第4章 雪窟藏锋,药香引路 战国小卒:从阵前斩将到强军统帅
那毒,正是杜氏老卒辨认出的山中毒草“乌喙”。
就在韩策部署防御时,那名曾质疑他的杜氏老卒却悄悄凑了过来,压低声音道:“將军,往北走三十里,翻过雪岭,有一座药庐。庐中住著一个採药女,名叫云芷。
她世代行医,手中或许有真正的伤药,而且,她一定知道避开马匪的山间小路。
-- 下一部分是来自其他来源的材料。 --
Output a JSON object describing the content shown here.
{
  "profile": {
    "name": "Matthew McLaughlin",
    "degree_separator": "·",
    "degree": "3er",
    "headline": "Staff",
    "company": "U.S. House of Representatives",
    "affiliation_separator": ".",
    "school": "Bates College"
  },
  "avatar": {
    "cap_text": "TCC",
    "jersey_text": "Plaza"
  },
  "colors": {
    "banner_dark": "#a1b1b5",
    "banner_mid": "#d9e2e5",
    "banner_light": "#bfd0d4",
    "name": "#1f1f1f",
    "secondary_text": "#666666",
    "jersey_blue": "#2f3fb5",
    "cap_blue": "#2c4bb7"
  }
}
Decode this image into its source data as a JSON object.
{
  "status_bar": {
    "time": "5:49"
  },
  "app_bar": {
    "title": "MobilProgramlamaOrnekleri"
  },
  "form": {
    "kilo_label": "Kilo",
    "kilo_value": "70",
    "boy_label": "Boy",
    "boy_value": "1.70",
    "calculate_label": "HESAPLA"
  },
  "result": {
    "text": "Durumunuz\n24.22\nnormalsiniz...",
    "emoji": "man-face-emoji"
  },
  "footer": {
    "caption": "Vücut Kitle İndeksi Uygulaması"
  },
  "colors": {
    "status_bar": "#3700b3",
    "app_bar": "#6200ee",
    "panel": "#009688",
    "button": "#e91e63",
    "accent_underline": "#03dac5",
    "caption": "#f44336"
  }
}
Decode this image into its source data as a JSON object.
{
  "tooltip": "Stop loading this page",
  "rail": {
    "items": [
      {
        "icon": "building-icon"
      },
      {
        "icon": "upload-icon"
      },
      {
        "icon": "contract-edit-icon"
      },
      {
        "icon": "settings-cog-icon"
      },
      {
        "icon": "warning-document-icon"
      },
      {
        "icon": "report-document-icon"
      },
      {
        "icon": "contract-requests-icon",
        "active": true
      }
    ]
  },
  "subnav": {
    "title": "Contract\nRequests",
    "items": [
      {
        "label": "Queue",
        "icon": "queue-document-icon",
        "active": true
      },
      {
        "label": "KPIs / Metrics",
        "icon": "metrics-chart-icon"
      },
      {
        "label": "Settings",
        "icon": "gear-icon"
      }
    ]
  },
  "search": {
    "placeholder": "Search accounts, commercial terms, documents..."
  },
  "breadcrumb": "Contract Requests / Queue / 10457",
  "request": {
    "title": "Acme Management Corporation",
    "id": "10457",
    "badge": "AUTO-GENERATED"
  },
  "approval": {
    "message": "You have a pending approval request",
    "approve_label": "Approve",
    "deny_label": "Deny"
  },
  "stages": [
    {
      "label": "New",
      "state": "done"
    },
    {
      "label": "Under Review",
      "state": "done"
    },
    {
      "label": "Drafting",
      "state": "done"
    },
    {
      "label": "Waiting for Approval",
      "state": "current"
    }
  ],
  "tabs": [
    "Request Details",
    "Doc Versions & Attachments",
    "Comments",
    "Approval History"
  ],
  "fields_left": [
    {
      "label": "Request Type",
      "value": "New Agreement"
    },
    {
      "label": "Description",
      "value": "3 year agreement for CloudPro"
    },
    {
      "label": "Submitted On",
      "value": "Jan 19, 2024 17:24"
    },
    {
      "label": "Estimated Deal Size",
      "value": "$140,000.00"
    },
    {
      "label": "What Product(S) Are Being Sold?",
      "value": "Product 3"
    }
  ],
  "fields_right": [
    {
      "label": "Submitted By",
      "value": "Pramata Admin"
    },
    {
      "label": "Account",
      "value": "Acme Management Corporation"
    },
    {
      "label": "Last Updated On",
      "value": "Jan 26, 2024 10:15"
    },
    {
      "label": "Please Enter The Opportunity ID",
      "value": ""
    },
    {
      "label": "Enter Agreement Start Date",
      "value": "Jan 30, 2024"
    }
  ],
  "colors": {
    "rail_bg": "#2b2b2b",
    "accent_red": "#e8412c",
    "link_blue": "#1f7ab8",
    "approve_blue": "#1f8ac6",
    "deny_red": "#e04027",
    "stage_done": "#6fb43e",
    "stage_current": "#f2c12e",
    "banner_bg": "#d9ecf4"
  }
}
”
韩策心中一动。
他沉吟片刻,从腰间解下一块早已残破的铜牌。
这东西是他穿越前在古玩市场淘来的战国韩地官符仿品,此刻,他却用衣角仔细擦去上面的铜绿,让那些模糊的刻痕显露出来,偽作“上党郡医署令牒”。
他对著铜牌低语,像是在说服自己:“我並非存心骗她,只是借她之道,救我的人。”
他唤来阿獠,將铜牌和五支涂了乌喙毒的箭矢交给他,作为拜见的礼物,並低声嘱咐:“若她拒绝,切勿强求;若她心存疑虑,你只需告诉她——石牙坞里有一群人,不愿眼睁睁看著自己的兄弟死在这冰天雪地里。”
那个风雪交加的夜晚,药庐的柴门被轻轻叩响。
云芷立於门內,一身素衣,几与窗外白雪融为一体,眉宇间凝著化不开的清冷。
阿獠將箭矢与铜牌恭敬递上,一字不差地复述了韩策的话。
云芷接过东西,一言不发。
她沉默了很久,久到阿獠以为自己会被赶走时,她才抬眼,望向远处石牙坞的方向。
风雪中,那边隱约有火光闪动,仿佛还能听到顺风飘来的、压抑的哭声。
次日破晓,当第一缕晨光刺破云层,云芷背著一个半满的药篓,出现在了石牙坞的屯口。
她手里还提著一个陶罐,里面是续筋生肌的药膏和清热解毒的药散。
她没有看亲自前来迎接的韩策,只是清冷地开口:“伤者几人?各是什么症状?”
韩策亲自引她进入地窖。
一路上,他看到云芷手法嫻熟,辨症精准,用药更是毫不拖泥带水,心中暗暗称奇。
就在这时,一名伤卒突然全身抽搐,口吐白沫。
云芷脸色一变,急呼:“是金创染秽,毒气入里!必须立刻清创引流!”
不等她说完,韩策已沉声下令:“烧水!备布!”他的反应之快,指挥之镇定,竟与云芷的判断配合得天衣无缝。
云芷终於抬起眼,正视著这个男人:“你懂医?”
韩策摇了摇头,目光落在那些痛苦呻吟的士卒身上:“我只懂,人不能白白地死。”
她清亮的眸子里闪过一丝微光,那冰霜般的表情似乎有了一丝鬆动,最终只是轻轻点了点头:“药可用三日。三日之后,我需再去採药。但你要保证我往返山路的安全,不受那些马匪的劫掠。”
韩策抱拳,掷地有声:“一言为定。”
前两日风平浪静,云芷的加入让地窖里的死亡气息消散了许多。
第三日黄昏,当云芷採药归来时,韩策正在屯口等她。
然而,他一眼便看出不对。
她的脸色苍白得没有一丝血色,平日里梳理得一丝不苟的髮髻有些散乱,背著药篓的手指,正抑制不住地微微颤抖。
她那双总是古井无波的眼睛里,此刻竟满是惊魂未定。
但她的目光,却总是不由自主地飘向东南方那座状如鹰喙的险峻山崖,仿佛有什么东西,將她的魂魄牢牢地钉在了那里。